If you end up with a disagreement somewhere, be honest with that, too, instead of trying to continue the conversation. For example, if your partner says, “I wish you’d give me more blow jobs”, instead of quickly firing a retort that says, “I wish you went down on me more too”, take a breath. Think of how what they requested made you feel. And then share your reflection. “I got scared when you said you needed more blow jobs. I heard that I wasn’t good enough for you.” is an honest response that gets you closer to common ground. And then, you will better work to fix the issues that arise.
Be clear.
Being clear and direct is the best way to minimize disagreements and share exactly what you need to with your partner during your sex talk. When you’re looking at how to talk about sex with your partner, you’ll see that being direct is best. Use anatomical terminology for sex parts, say exactly what you want or don’t want in the bedroom, and make it clear for them to understand. Clarity takes confidence, so take a deep breath and say what you mean.

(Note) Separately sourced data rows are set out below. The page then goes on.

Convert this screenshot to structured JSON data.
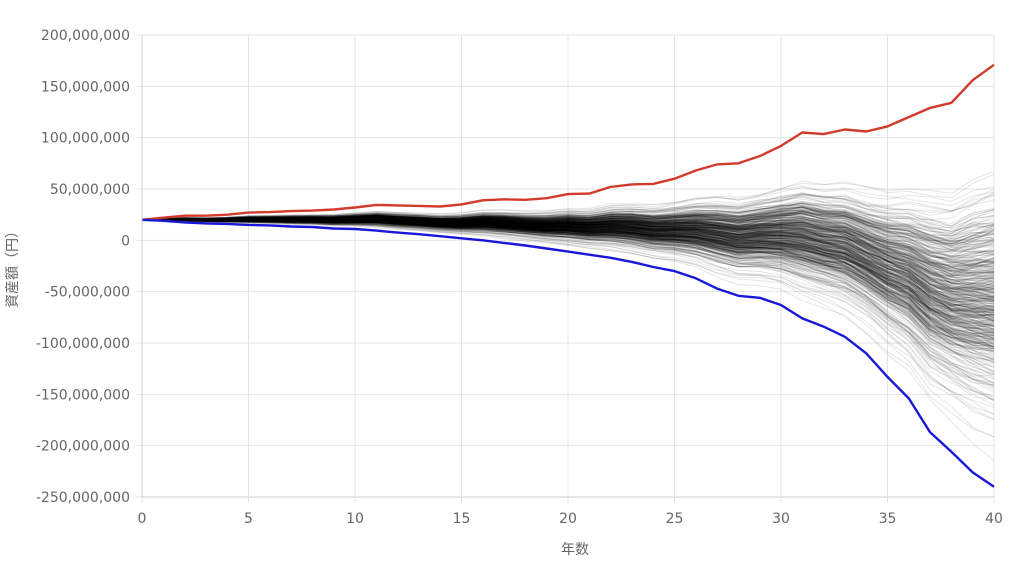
{
  "chart_data": {
    "type": "line",
    "xlabel": "年数",
    "ylabel": "資産額（円）",
    "xlim": [
      0,
      40
    ],
    "ylim": [
      -250000000,
      200000000
    ],
    "x_ticks": [
      0,
      5,
      10,
      15,
      20,
      25,
      30,
      35,
      40
    ],
    "y_ticks": [
      {
        "value": 200000000,
        "label": "200,000,000"
      },
      {
        "value": 150000000,
        "label": "150,000,000"
      },
      {
        "value": 100000000,
        "label": "100,000,000"
      },
      {
        "value": 50000000,
        "label": "50,000,000"
      },
      {
        "value": 0,
        "label": "0"
      },
      {
        "value": -50000000,
        "label": "-50,000,000"
      },
      {
        "value": -100000000,
        "label": "-100,000,000"
      },
      {
        "value": -150000000,
        "label": "-150,000,000"
      },
      {
        "value": -200000000,
        "label": "-200,000,000"
      },
      {
        "value": -250000000,
        "label": "-250,000,000"
      }
    ],
    "grid": true,
    "x": [
      0,
      1,
      2,
      3,
      4,
      5,
      6,
      7,
      8,
      9,
      10,
      11,
      12,
      13,
      14,
      15,
      16,
      17,
      18,
      19,
      20,
      21,
      22,
      23,
      24,
      25,
      26,
      27,
      28,
      29,
      30,
      31,
      32,
      33,
      34,
      35,
      36,
      37,
      38,
      39,
      40
    ],
    "series": [
      {
        "role": "maximum",
        "color": "#d23a2c",
        "values": [
          20000000,
          22000000,
          24000000,
          24000000,
          25000000,
          27000000,
          27500000,
          28500000,
          29000000,
          30000000,
          32000000,
          34500000,
          34000000,
          33500000,
          33000000,
          35000000,
          39000000,
          40000000,
          39500000,
          41000000,
          45000000,
          45500000,
          52000000,
          54500000,
          55000000,
          60000000,
          68000000,
          74000000,
          75000000,
          82000000,
          92000000,
          105000000,
          103500000,
          108000000,
          106000000,
          111000000,
          120000000,
          129000000,
          134000000,
          156000000,
          171000000
        ]
      },
      {
        "role": "minimum",
        "color": "#1818d8",
        "values": [
          20000000,
          19000000,
          17500000,
          16500000,
          16000000,
          15000000,
          14500000,
          13500000,
          13000000,
          11500000,
          11000000,
          9500000,
          7500000,
          6000000,
          4000000,
          2000000,
          0,
          -2500000,
          -5000000,
          -8000000,
          -11000000,
          -14000000,
          -17000000,
          -21000000,
          -26000000,
          -30000000,
          -37000000,
          -47000000,
          -54000000,
          -56000000,
          -63000000,
          -76000000,
          -84000000,
          -94000000,
          -110000000,
          -133000000,
          -154000000,
          -187000000,
          -206000000,
          -226000000,
          -240000000
        ]
      }
    ],
    "simulation": {
      "start_value": 20000000,
      "count": 500,
      "color": "#000000",
      "final_range": [
        -240000000,
        171000000
      ]
    }
  }
}
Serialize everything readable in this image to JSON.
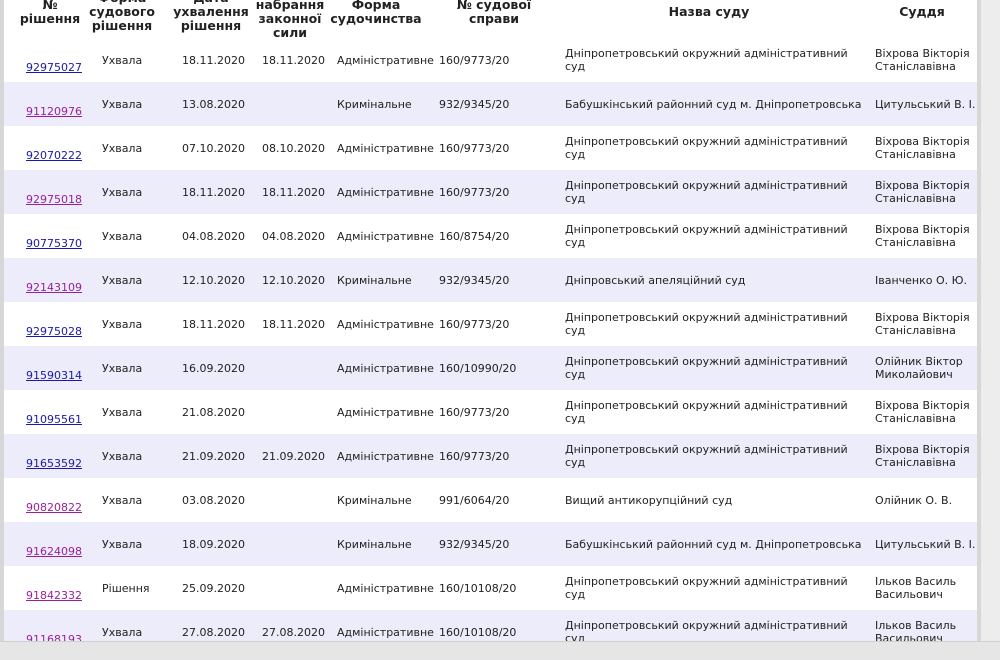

This is especially true if you’re trying to manage how to talk about sex in a new relationship. Your partner may be especially unclear about what you need or desire in the bedroom in these more recent relationships. Avoid generic terms like “getting down” or “sexy time”- they leave a lot to the imagination and are prone to creating confusion. Instead use terms that allow little room for confusion- “cunnilingus”, “penis,” and “clitoral orgasm” are clear and help your partner understand exactly what you want and desire.

Check to make sure everyone is heard.
This is key if you’re looking about how to talk about sex in a relationship, but it’s also a great tip beyond these sex conversations. Periodically stop and ask your partner if they’ve heard what you’ve said. In fact, it’s ok to ask the question, “Would you mind telling me what you just heard?” Checking in with your partner to see if they heard you is the ultimate gauge of whether you shared an effective communication with them. There are probably tons of things going through your head when you’re trying to talk about sex, and the same is true for them. It’s a tricky subject for so many. Periodically stopping the conversation to allow everyone to hear is key.
If you’re looking for how to talk about sex in a relationship, remember that it’s also important to think about how to hear during the sex talk. With such a loaded topic and the potential for some discomfort, there could be real reasons why people are struggling to hear one another. While your partner is talking, make sure to make eye contact if possible. Take a break from forming your next thought in your head to just listen to what they have to say. That may mean your conversation moves slower, but if it means that everyone feels heard and validated, it’s worth it.
So be brave and have those challenging conversations! It may be hard learning how to talk about sex with your partner or how to talk about sex in a new relationship, but it is absolutely worth it so that you get what you need from your romantic and sexual relationships. Don’t leave your pleasure up to chance. With these tips about how to talk about sex with your partner, you should be able to clearly get your point across and stay conflict free.